Oodgeroo parle de façon directe, déconcertante, sans détour, du drame de la discrimination raciale. Sa poésie, comme dans la prophétie, met à nu une réalité que personne ne veut voir, ni entendre, ni toucher ; elle relit le passé colonial de façon critique, en réécrivant l’histoire sous d’autres perspectives, d’autres paradigmes et d’autres terminologies ; en racontant un monde humilié et détruit, qui change ou qui disparaît, elle espère en un avenir où les traditions, les langues, les croyances diverses puissent coexister dans l’harmonie. C’est la politique de la réconciliation qu’Oodgeroo défendra jusqu’à sa mort.

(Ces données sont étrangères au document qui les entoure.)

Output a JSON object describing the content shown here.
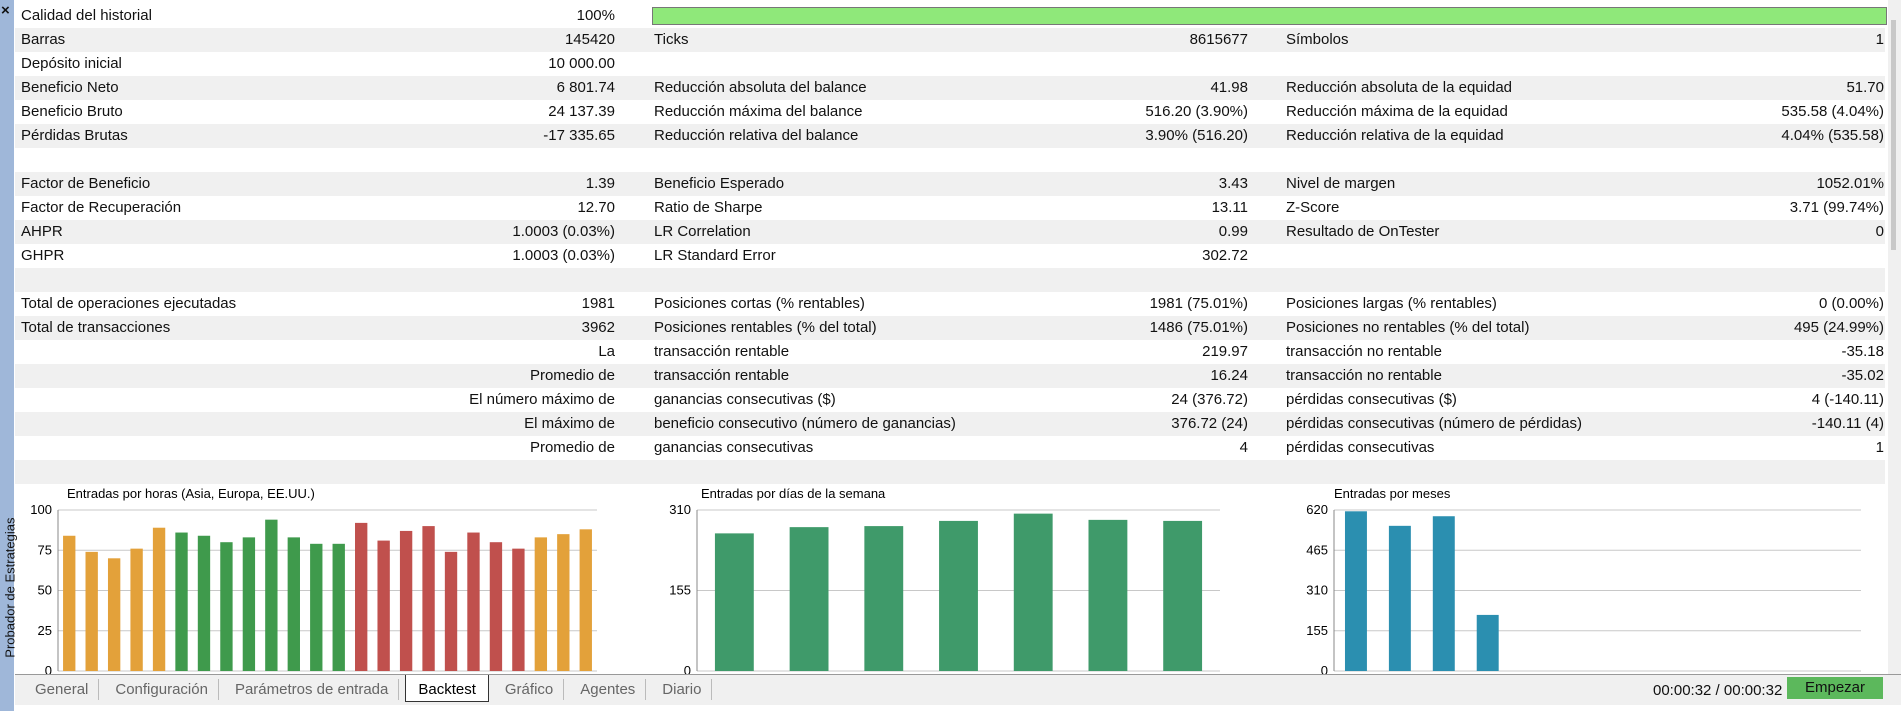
{
  "sidebar_title": "Probador de Estrategias",
  "history_quality": {
    "label": "Calidad del historial",
    "value": 100,
    "value_label": "100%"
  },
  "table": {
    "rows": [
      [
        "Barras",
        "145420",
        "Ticks",
        "8615677",
        "Símbolos",
        "1"
      ],
      [
        "Depósito inicial",
        "10 000.00",
        null,
        null,
        null,
        null
      ],
      [
        "Beneficio Neto",
        "6 801.74",
        "Reducción absoluta del balance",
        "41.98",
        "Reducción absoluta de la equidad",
        "51.70"
      ],
      [
        "Beneficio Bruto",
        "24 137.39",
        "Reducción máxima del balance",
        "516.20 (3.90%)",
        "Reducción máxima de la equidad",
        "535.58 (4.04%)"
      ],
      [
        "Pérdidas Brutas",
        "-17 335.65",
        "Reducción relativa del balance",
        "3.90% (516.20)",
        "Reducción relativa de la equidad",
        "4.04% (535.58)"
      ],
      null,
      [
        "Factor de Beneficio",
        "1.39",
        "Beneficio Esperado",
        "3.43",
        "Nivel de margen",
        "1052.01%"
      ],
      [
        "Factor de Recuperación",
        "12.70",
        "Ratio de Sharpe",
        "13.11",
        "Z-Score",
        "3.71 (99.74%)"
      ],
      [
        "AHPR",
        "1.0003 (0.03%)",
        "LR Correlation",
        "0.99",
        "Resultado de OnTester",
        "0"
      ],
      [
        "GHPR",
        "1.0003 (0.03%)",
        "LR Standard Error",
        "302.72",
        null,
        null
      ],
      null,
      [
        "Total de operaciones ejecutadas",
        "1981",
        "Posiciones cortas (% rentables)",
        "1981 (75.01%)",
        "Posiciones largas (% rentables)",
        "0 (0.00%)"
      ],
      [
        "Total de transacciones",
        "3962",
        "Posiciones rentables (% del total)",
        "1486 (75.01%)",
        "Posiciones no rentables (% del total)",
        "495 (24.99%)"
      ],
      [
        null,
        "La",
        "transacción rentable",
        "219.97",
        "transacción no rentable",
        "-35.18"
      ],
      [
        null,
        "Promedio de",
        "transacción rentable",
        "16.24",
        "transacción no rentable",
        "-35.02"
      ],
      [
        null,
        "El número máximo de",
        "ganancias consecutivas ($)",
        "24 (376.72)",
        "pérdidas consecutivas ($)",
        "4 (-140.11)"
      ],
      [
        null,
        "El máximo de",
        "beneficio consecutivo (número de ganancias)",
        "376.72 (24)",
        "pérdidas consecutivas (número de pérdidas)",
        "-140.11 (4)"
      ],
      [
        null,
        "Promedio de",
        "ganancias consecutivas",
        "4",
        "pérdidas consecutivas",
        "1"
      ],
      null
    ]
  },
  "chart_data": [
    {
      "type": "bar",
      "title": "Entradas por horas (Asia, Europa, EE.UU.)",
      "values": [
        84,
        74,
        70,
        76,
        89,
        86,
        84,
        80,
        83,
        94,
        83,
        79,
        79,
        92,
        81,
        87,
        90,
        74,
        86,
        80,
        76,
        83,
        85,
        88
      ],
      "colors": [
        "#e3a13a",
        "#e3a13a",
        "#e3a13a",
        "#e3a13a",
        "#e3a13a",
        "#3f9a4c",
        "#3f9a4c",
        "#3f9a4c",
        "#3f9a4c",
        "#3f9a4c",
        "#3f9a4c",
        "#3f9a4c",
        "#3f9a4c",
        "#c0504d",
        "#c0504d",
        "#c0504d",
        "#c0504d",
        "#c0504d",
        "#c0504d",
        "#c0504d",
        "#c0504d",
        "#e3a13a",
        "#e3a13a",
        "#e3a13a"
      ],
      "ylim": [
        0,
        100
      ],
      "yticks": [
        0,
        25,
        50,
        75,
        100
      ],
      "grid": true
    },
    {
      "type": "bar",
      "title": "Entradas por días de la semana",
      "values": [
        265,
        277,
        279,
        289,
        303,
        291,
        289
      ],
      "color": "#3f9a6a",
      "ylim": [
        0,
        310
      ],
      "yticks": [
        0,
        155,
        310
      ],
      "grid": true
    },
    {
      "type": "bar",
      "title": "Entradas por meses",
      "values": [
        615,
        559,
        596,
        216,
        0,
        0,
        0,
        0,
        0,
        0,
        0,
        0
      ],
      "color": "#2b8fb0",
      "ylim": [
        0,
        620
      ],
      "yticks": [
        0,
        155,
        310,
        465,
        620
      ],
      "grid": true
    }
  ],
  "tabs": [
    "General",
    "Configuración",
    "Parámetros de entrada",
    "Backtest",
    "Gráfico",
    "Agentes",
    "Diario"
  ],
  "active_tab": 3,
  "timer": "00:00:32 / 00:00:32",
  "start_button": "Empezar"
}
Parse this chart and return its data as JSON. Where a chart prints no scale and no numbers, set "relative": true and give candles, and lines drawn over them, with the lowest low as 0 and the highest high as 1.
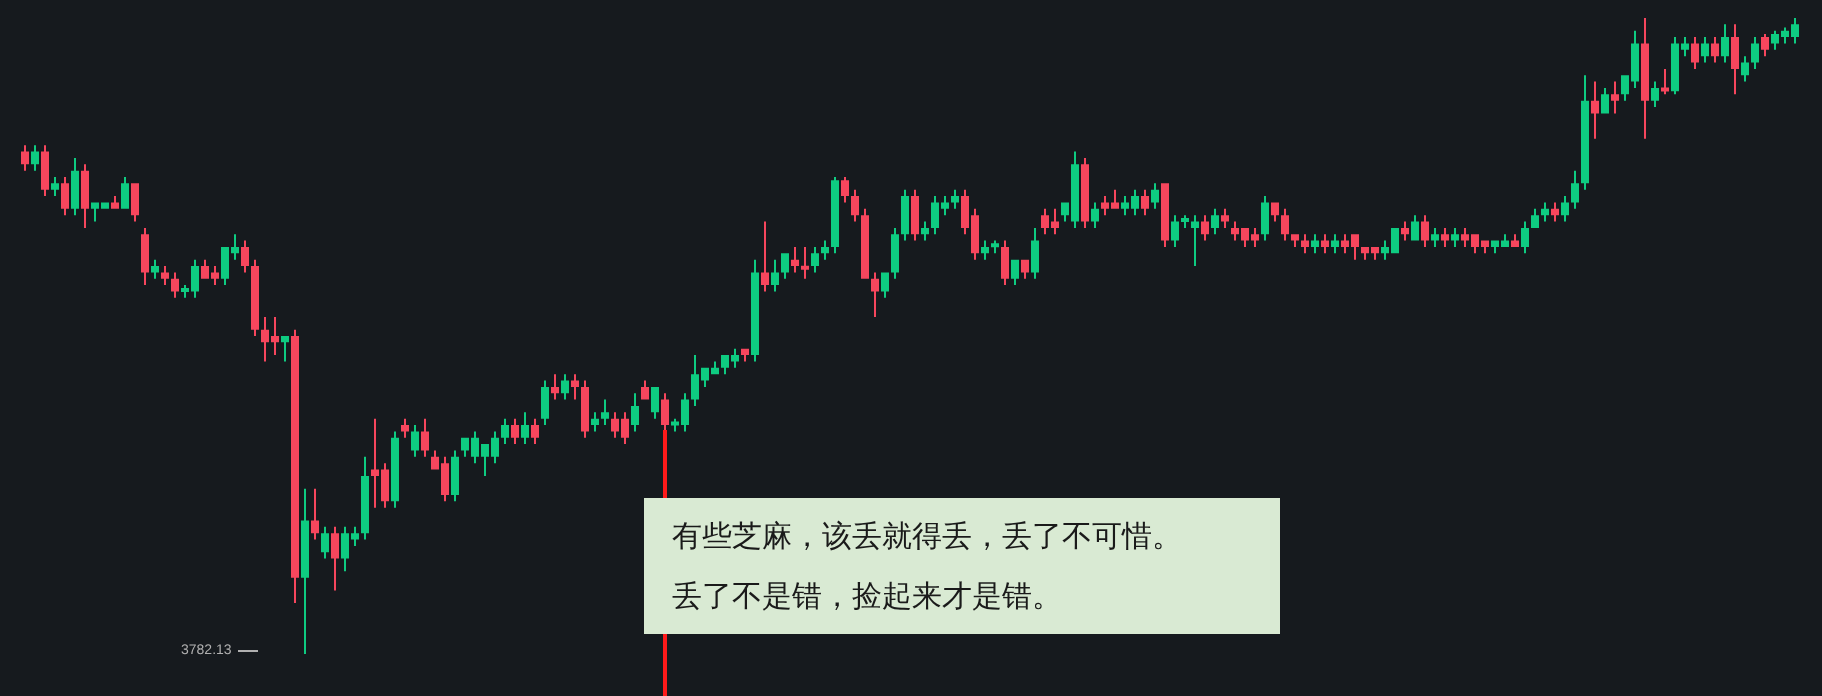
{
  "chart_data": {
    "type": "candlestick",
    "relative": true,
    "categories": [
      null,
      null,
      null,
      null,
      null,
      null,
      null,
      null,
      null,
      null,
      null,
      null,
      null,
      null,
      null,
      null,
      null,
      null,
      null,
      null,
      null,
      null,
      null,
      null,
      null,
      null,
      null,
      null,
      null,
      null,
      null,
      null,
      null,
      null,
      null,
      null,
      null,
      null,
      null,
      null,
      null,
      null,
      null,
      null,
      null,
      null,
      null,
      null,
      null,
      null,
      null,
      null,
      null,
      null,
      null,
      null,
      null,
      null,
      null,
      null,
      null,
      null,
      null,
      null,
      null,
      null,
      null,
      null,
      null,
      null,
      null,
      null,
      null,
      null,
      null,
      null,
      null,
      null,
      null,
      null,
      null,
      null,
      null,
      null,
      null,
      null,
      null,
      null,
      null,
      null,
      null,
      null,
      null,
      null,
      null,
      null,
      null,
      null,
      null,
      null,
      null,
      null,
      null,
      null,
      null,
      null,
      null,
      null,
      null,
      null,
      null,
      null,
      null,
      null,
      null,
      null,
      null,
      null,
      null,
      null,
      null,
      null,
      null,
      null,
      null,
      null,
      null,
      null,
      null,
      null,
      null,
      null,
      null,
      null,
      null,
      null,
      null,
      null,
      null,
      null,
      null,
      null,
      null,
      null,
      null,
      null,
      null,
      null,
      null,
      null,
      null,
      null,
      null,
      null,
      null,
      null,
      null,
      null,
      null,
      null,
      null,
      null,
      null,
      null,
      null,
      null,
      null,
      null,
      null,
      null,
      null,
      null,
      null,
      null,
      null,
      null,
      null,
      null
    ],
    "ohlc": [
      [
        0.79,
        0.8,
        0.76,
        0.77
      ],
      [
        0.77,
        0.8,
        0.76,
        0.79
      ],
      [
        0.79,
        0.8,
        0.72,
        0.73
      ],
      [
        0.73,
        0.75,
        0.72,
        0.74
      ],
      [
        0.74,
        0.75,
        0.69,
        0.7
      ],
      [
        0.7,
        0.78,
        0.69,
        0.76
      ],
      [
        0.76,
        0.77,
        0.67,
        0.7
      ],
      [
        0.7,
        0.71,
        0.68,
        0.71
      ],
      [
        0.7,
        0.71,
        0.7,
        0.71
      ],
      [
        0.71,
        0.72,
        0.7,
        0.7
      ],
      [
        0.7,
        0.75,
        0.7,
        0.74
      ],
      [
        0.74,
        0.74,
        0.68,
        0.69
      ],
      [
        0.66,
        0.67,
        0.58,
        0.6
      ],
      [
        0.6,
        0.62,
        0.59,
        0.61
      ],
      [
        0.6,
        0.61,
        0.58,
        0.59
      ],
      [
        0.59,
        0.6,
        0.56,
        0.57
      ],
      [
        0.57,
        0.58,
        0.56,
        0.575
      ],
      [
        0.57,
        0.62,
        0.56,
        0.61
      ],
      [
        0.61,
        0.62,
        0.59,
        0.59
      ],
      [
        0.6,
        0.61,
        0.58,
        0.59
      ],
      [
        0.59,
        0.64,
        0.58,
        0.64
      ],
      [
        0.63,
        0.66,
        0.62,
        0.64
      ],
      [
        0.64,
        0.65,
        0.6,
        0.61
      ],
      [
        0.61,
        0.62,
        0.5,
        0.51
      ],
      [
        0.51,
        0.53,
        0.46,
        0.49
      ],
      [
        0.5,
        0.53,
        0.47,
        0.49
      ],
      [
        0.49,
        0.5,
        0.46,
        0.5
      ],
      [
        0.5,
        0.51,
        0.08,
        0.12
      ],
      [
        0.12,
        0.26,
        0.0,
        0.21
      ],
      [
        0.21,
        0.26,
        0.18,
        0.19
      ],
      [
        0.16,
        0.2,
        0.15,
        0.19
      ],
      [
        0.19,
        0.2,
        0.1,
        0.15
      ],
      [
        0.15,
        0.2,
        0.13,
        0.19
      ],
      [
        0.18,
        0.2,
        0.17,
        0.19
      ],
      [
        0.19,
        0.31,
        0.18,
        0.28
      ],
      [
        0.29,
        0.37,
        0.23,
        0.28
      ],
      [
        0.29,
        0.3,
        0.23,
        0.24
      ],
      [
        0.24,
        0.35,
        0.23,
        0.34
      ],
      [
        0.36,
        0.37,
        0.34,
        0.35
      ],
      [
        0.32,
        0.36,
        0.31,
        0.35
      ],
      [
        0.35,
        0.37,
        0.31,
        0.32
      ],
      [
        0.31,
        0.32,
        0.29,
        0.29
      ],
      [
        0.3,
        0.31,
        0.24,
        0.25
      ],
      [
        0.25,
        0.32,
        0.24,
        0.31
      ],
      [
        0.32,
        0.34,
        0.31,
        0.34
      ],
      [
        0.31,
        0.35,
        0.3,
        0.34
      ],
      [
        0.31,
        0.33,
        0.28,
        0.33
      ],
      [
        0.31,
        0.35,
        0.3,
        0.34
      ],
      [
        0.34,
        0.37,
        0.33,
        0.36
      ],
      [
        0.36,
        0.37,
        0.33,
        0.34
      ],
      [
        0.34,
        0.38,
        0.33,
        0.36
      ],
      [
        0.36,
        0.37,
        0.33,
        0.34
      ],
      [
        0.37,
        0.43,
        0.36,
        0.42
      ],
      [
        0.42,
        0.44,
        0.4,
        0.41
      ],
      [
        0.41,
        0.44,
        0.4,
        0.43
      ],
      [
        0.43,
        0.44,
        0.4,
        0.42
      ],
      [
        0.42,
        0.43,
        0.34,
        0.35
      ],
      [
        0.36,
        0.38,
        0.35,
        0.37
      ],
      [
        0.37,
        0.4,
        0.36,
        0.38
      ],
      [
        0.37,
        0.38,
        0.34,
        0.35
      ],
      [
        0.37,
        0.38,
        0.33,
        0.34
      ],
      [
        0.36,
        0.41,
        0.35,
        0.39
      ],
      [
        0.42,
        0.43,
        0.4,
        0.4
      ],
      [
        0.38,
        0.42,
        0.37,
        0.42
      ],
      [
        0.4,
        0.41,
        0.35,
        0.36
      ],
      [
        0.36,
        0.37,
        0.35,
        0.365
      ],
      [
        0.36,
        0.41,
        0.35,
        0.4
      ],
      [
        0.4,
        0.47,
        0.39,
        0.44
      ],
      [
        0.43,
        0.45,
        0.42,
        0.45
      ],
      [
        0.44,
        0.46,
        0.44,
        0.45
      ],
      [
        0.45,
        0.47,
        0.44,
        0.47
      ],
      [
        0.46,
        0.48,
        0.45,
        0.47
      ],
      [
        0.48,
        0.48,
        0.46,
        0.47
      ],
      [
        0.47,
        0.62,
        0.46,
        0.6
      ],
      [
        0.6,
        0.68,
        0.57,
        0.58
      ],
      [
        0.58,
        0.62,
        0.57,
        0.6
      ],
      [
        0.6,
        0.63,
        0.59,
        0.63
      ],
      [
        0.62,
        0.64,
        0.6,
        0.61
      ],
      [
        0.61,
        0.64,
        0.59,
        0.605
      ],
      [
        0.61,
        0.64,
        0.6,
        0.63
      ],
      [
        0.63,
        0.65,
        0.62,
        0.64
      ],
      [
        0.64,
        0.75,
        0.63,
        0.745
      ],
      [
        0.745,
        0.75,
        0.71,
        0.72
      ],
      [
        0.72,
        0.73,
        0.68,
        0.69
      ],
      [
        0.69,
        0.7,
        0.59,
        0.59
      ],
      [
        0.59,
        0.6,
        0.53,
        0.57
      ],
      [
        0.57,
        0.6,
        0.56,
        0.6
      ],
      [
        0.6,
        0.67,
        0.59,
        0.66
      ],
      [
        0.66,
        0.73,
        0.65,
        0.72
      ],
      [
        0.72,
        0.73,
        0.65,
        0.66
      ],
      [
        0.66,
        0.68,
        0.65,
        0.67
      ],
      [
        0.67,
        0.72,
        0.66,
        0.71
      ],
      [
        0.7,
        0.72,
        0.69,
        0.71
      ],
      [
        0.71,
        0.73,
        0.7,
        0.72
      ],
      [
        0.72,
        0.73,
        0.66,
        0.67
      ],
      [
        0.69,
        0.7,
        0.62,
        0.63
      ],
      [
        0.63,
        0.65,
        0.62,
        0.64
      ],
      [
        0.64,
        0.65,
        0.63,
        0.645
      ],
      [
        0.64,
        0.65,
        0.58,
        0.59
      ],
      [
        0.59,
        0.62,
        0.58,
        0.62
      ],
      [
        0.62,
        0.62,
        0.59,
        0.6
      ],
      [
        0.6,
        0.67,
        0.59,
        0.65
      ],
      [
        0.69,
        0.7,
        0.66,
        0.67
      ],
      [
        0.68,
        0.7,
        0.66,
        0.67
      ],
      [
        0.69,
        0.71,
        0.68,
        0.71
      ],
      [
        0.68,
        0.79,
        0.67,
        0.77
      ],
      [
        0.77,
        0.78,
        0.67,
        0.68
      ],
      [
        0.68,
        0.71,
        0.67,
        0.7
      ],
      [
        0.71,
        0.72,
        0.69,
        0.7
      ],
      [
        0.71,
        0.73,
        0.7,
        0.7
      ],
      [
        0.7,
        0.72,
        0.69,
        0.71
      ],
      [
        0.7,
        0.73,
        0.69,
        0.72
      ],
      [
        0.72,
        0.73,
        0.69,
        0.7
      ],
      [
        0.71,
        0.74,
        0.7,
        0.73
      ],
      [
        0.74,
        0.74,
        0.64,
        0.65
      ],
      [
        0.65,
        0.69,
        0.64,
        0.68
      ],
      [
        0.68,
        0.69,
        0.67,
        0.685
      ],
      [
        0.67,
        0.69,
        0.61,
        0.68
      ],
      [
        0.68,
        0.69,
        0.65,
        0.66
      ],
      [
        0.67,
        0.7,
        0.66,
        0.69
      ],
      [
        0.69,
        0.7,
        0.67,
        0.68
      ],
      [
        0.67,
        0.68,
        0.65,
        0.66
      ],
      [
        0.67,
        0.67,
        0.64,
        0.65
      ],
      [
        0.66,
        0.67,
        0.64,
        0.65
      ],
      [
        0.66,
        0.72,
        0.65,
        0.71
      ],
      [
        0.71,
        0.71,
        0.68,
        0.69
      ],
      [
        0.69,
        0.7,
        0.65,
        0.66
      ],
      [
        0.66,
        0.66,
        0.64,
        0.65
      ],
      [
        0.65,
        0.66,
        0.63,
        0.64
      ],
      [
        0.64,
        0.66,
        0.63,
        0.65
      ],
      [
        0.65,
        0.66,
        0.63,
        0.64
      ],
      [
        0.64,
        0.66,
        0.63,
        0.65
      ],
      [
        0.65,
        0.66,
        0.63,
        0.64
      ],
      [
        0.66,
        0.66,
        0.62,
        0.64
      ],
      [
        0.64,
        0.64,
        0.62,
        0.63
      ],
      [
        0.64,
        0.64,
        0.62,
        0.63
      ],
      [
        0.63,
        0.65,
        0.62,
        0.64
      ],
      [
        0.63,
        0.67,
        0.63,
        0.67
      ],
      [
        0.67,
        0.68,
        0.65,
        0.66
      ],
      [
        0.65,
        0.69,
        0.65,
        0.68
      ],
      [
        0.68,
        0.69,
        0.64,
        0.65
      ],
      [
        0.65,
        0.67,
        0.64,
        0.66
      ],
      [
        0.66,
        0.67,
        0.64,
        0.65
      ],
      [
        0.65,
        0.67,
        0.64,
        0.66
      ],
      [
        0.66,
        0.67,
        0.64,
        0.65
      ],
      [
        0.66,
        0.66,
        0.63,
        0.64
      ],
      [
        0.65,
        0.65,
        0.63,
        0.64
      ],
      [
        0.64,
        0.65,
        0.63,
        0.65
      ],
      [
        0.64,
        0.66,
        0.64,
        0.65
      ],
      [
        0.65,
        0.66,
        0.64,
        0.64
      ],
      [
        0.64,
        0.68,
        0.63,
        0.67
      ],
      [
        0.67,
        0.7,
        0.67,
        0.69
      ],
      [
        0.69,
        0.71,
        0.68,
        0.7
      ],
      [
        0.7,
        0.71,
        0.68,
        0.69
      ],
      [
        0.69,
        0.72,
        0.68,
        0.71
      ],
      [
        0.71,
        0.76,
        0.7,
        0.74
      ],
      [
        0.74,
        0.91,
        0.73,
        0.87
      ],
      [
        0.87,
        0.9,
        0.81,
        0.85
      ],
      [
        0.85,
        0.89,
        0.85,
        0.88
      ],
      [
        0.88,
        0.9,
        0.85,
        0.87
      ],
      [
        0.88,
        0.91,
        0.87,
        0.91
      ],
      [
        0.9,
        0.98,
        0.89,
        0.96
      ],
      [
        0.96,
        1.0,
        0.81,
        0.87
      ],
      [
        0.87,
        0.9,
        0.86,
        0.89
      ],
      [
        0.89,
        0.92,
        0.88,
        0.885
      ],
      [
        0.885,
        0.97,
        0.88,
        0.96
      ],
      [
        0.95,
        0.97,
        0.94,
        0.96
      ],
      [
        0.96,
        0.97,
        0.92,
        0.93
      ],
      [
        0.94,
        0.97,
        0.93,
        0.96
      ],
      [
        0.96,
        0.97,
        0.93,
        0.94
      ],
      [
        0.94,
        0.99,
        0.93,
        0.97
      ],
      [
        0.97,
        0.99,
        0.88,
        0.92
      ],
      [
        0.91,
        0.94,
        0.9,
        0.93
      ],
      [
        0.93,
        0.97,
        0.92,
        0.96
      ],
      [
        0.97,
        0.975,
        0.94,
        0.95
      ],
      [
        0.96,
        0.98,
        0.95,
        0.975
      ],
      [
        0.97,
        0.985,
        0.96,
        0.98
      ],
      [
        0.97,
        1.0,
        0.96,
        0.99
      ]
    ],
    "annotations": [
      "3782.13",
      "有些芝麻，该丢就得丢，丢了不可惜。",
      "丢了不是错，捡起来才是错。"
    ]
  }
}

Première femme noire en Australie à publier un livre, première auteure noire de poésie, à partir de 1964, ses poèmes lyriques en anglais se diffusent et ébranlent les consciences du pays, évoquant des images familières à tous. Parmi celles-ci ressortent les images christologiques :

Je suis noire de peau parmi les blancs,
Et je suis fière,
Fière de ma race, fière de ma peau.
Je suis pauvre et brisée,
Vêtue de haillons, tombés du dos de l’homme blanc,
Mais ne croyez pas que j’en aie honte.
Les lances ne purent rivaliser avec les armes à feu
et nous fûmes dominés,
Mais il y a des choses qu’ils ne purent piller et détruire.
Nous fûmes conquis, mais pas soumis,
Nous fûmes contraints, mais jamais serviles.
Ne pensez pas que je m’incline comme les blancs
s’inclinent devant les blancs.
Je suis orgueilleuse,
Bien qu’humble et pauvre, et sans logis…
L’égale du Christ.

Oodgeroo naît d’une mère aborigène et d’un père blanc et porte en elle l’hybridisme culturel et spirituel, même si la conscience de ses racines autochtones finira par distinguer radicalement son identité : née Kathleen Jean Mary Ruska, épouse Walker, par un geste éclatant, en 1988, elle changera de nom et s’appellera Oodgeroo de la tribu Noonuccal, en signe de protestation contre les célébrations du bicentenaire du débarquement du navigateur et explorateur britannique James Cook sur le continent australien, parce que pour les aborigènes, ce débarquement marque le début de l’expropriation de leurs terres. L’écrivaine aborigène australienne Alexis Wright raconte qu’« en 1920, quand Oodgeroo est née […], dans de nombreuses régions du pays, les aborigènes étaient encore fusillés. Oodgeroo devait grandir avec le souvenir du passé, à travers les histoires racontées par ses parents et ses grands-parents, des histoires de massacres et de travail d’esclaves sur leurs terres volées ».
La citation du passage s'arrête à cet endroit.